According to the claim, any reporting could cause “irreparable damage” to the company’s reputation and business for the Noble Center building.
“Plaintiff spent hundreds of millions … to construct the Noble Center building,” another document read.
“Minor identifiable issues such as fire safety are easily fixable, and these issues are being addressed.”
The case was later dropped from the docket after neither the newspaper nor the company appeared on several court dates.
China Railway Construction Engineering Group (PNG) Real Estate Co declined to answer detailed questions from the ABC, saying the issues covered “ongoing business negotiations with our business partner PNG Ports Corporation”.
“We have yet to come to an agreement on how to proceed with the work of the project and how to continue our cooperations both technically and financially,” a spokesperson said in an email.
The company said it does not believe “media exposure at this stage” would be good for the ongoing discussions and that as a “responsible business partner and outside of business ethics” it would respect the privacy terms of its agreement with PNG Ports.

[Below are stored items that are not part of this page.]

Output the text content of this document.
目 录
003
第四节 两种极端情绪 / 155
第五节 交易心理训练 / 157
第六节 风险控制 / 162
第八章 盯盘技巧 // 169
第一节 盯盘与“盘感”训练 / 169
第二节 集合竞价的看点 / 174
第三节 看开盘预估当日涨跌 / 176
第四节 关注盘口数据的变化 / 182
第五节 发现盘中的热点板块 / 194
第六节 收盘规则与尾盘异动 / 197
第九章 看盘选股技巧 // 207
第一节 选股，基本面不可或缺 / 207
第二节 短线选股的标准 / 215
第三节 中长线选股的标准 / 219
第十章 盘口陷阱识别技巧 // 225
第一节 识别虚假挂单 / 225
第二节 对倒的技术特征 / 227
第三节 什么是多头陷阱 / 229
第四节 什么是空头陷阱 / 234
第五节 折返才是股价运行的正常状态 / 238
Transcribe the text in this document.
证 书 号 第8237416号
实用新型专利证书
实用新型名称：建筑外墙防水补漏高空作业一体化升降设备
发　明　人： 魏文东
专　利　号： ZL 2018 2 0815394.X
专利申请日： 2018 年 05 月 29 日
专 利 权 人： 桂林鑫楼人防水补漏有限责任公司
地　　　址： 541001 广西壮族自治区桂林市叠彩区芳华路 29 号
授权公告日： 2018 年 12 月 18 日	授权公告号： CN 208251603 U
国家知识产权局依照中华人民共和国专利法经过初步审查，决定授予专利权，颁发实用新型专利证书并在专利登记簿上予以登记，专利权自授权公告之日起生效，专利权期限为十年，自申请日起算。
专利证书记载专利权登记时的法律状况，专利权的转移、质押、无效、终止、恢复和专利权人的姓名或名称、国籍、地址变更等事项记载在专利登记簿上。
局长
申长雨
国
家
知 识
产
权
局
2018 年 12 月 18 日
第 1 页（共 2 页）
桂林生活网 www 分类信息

“The issue between PNG Ports Corporation and our company remains purely a matter of business cooperation at the corporate level and will not impact at a higher level on general terms.”
PNG should have been on “high alert”
With several countries seeking to influence PNG, some experts say there needs to be more control over what kind of investment and aid the country chooses to accept.
“PNG needs to be careful and selective, and not just pick whoever raises their hand first and says, ‘We’ll fund you for this,'” said Paul Barker of PNG’s Institute of National Affairs.
This discretion is especially important when it comes to building infrastructure projects, according to Barker.
“The systems are not functional and the checks that are supposed to occur throughout the process, from the planning stages through to completion, are clearly not enforced,” he said.
Peter Aitsi, chairman of Transparency International PNG, said the involvement of politics in business operations also created a “troublesome area”.
Australia has also increased its involvement in PNG, apparently to counter growing interest from China.
It backed Telstra to buy local telephone company Digicel and gave the PNG government loans for direct budget support for the first time in nearly two decades.
“Donors also need to be more scrupulous,” Barker said.
“They respond in a way that they can be seen to have that level of influence and can outdo themselves, to some extent.
Late last year, a notice appeared in local newspapers advising that the Noble Center had gone into receivership.
The future of the building is uncertain.
It is also unclear what remedial work has been carried out, if any, since the building’s defects were identified.
But each night, the vacant tower still lights up despite concerns over electrical issues and fire safety standards.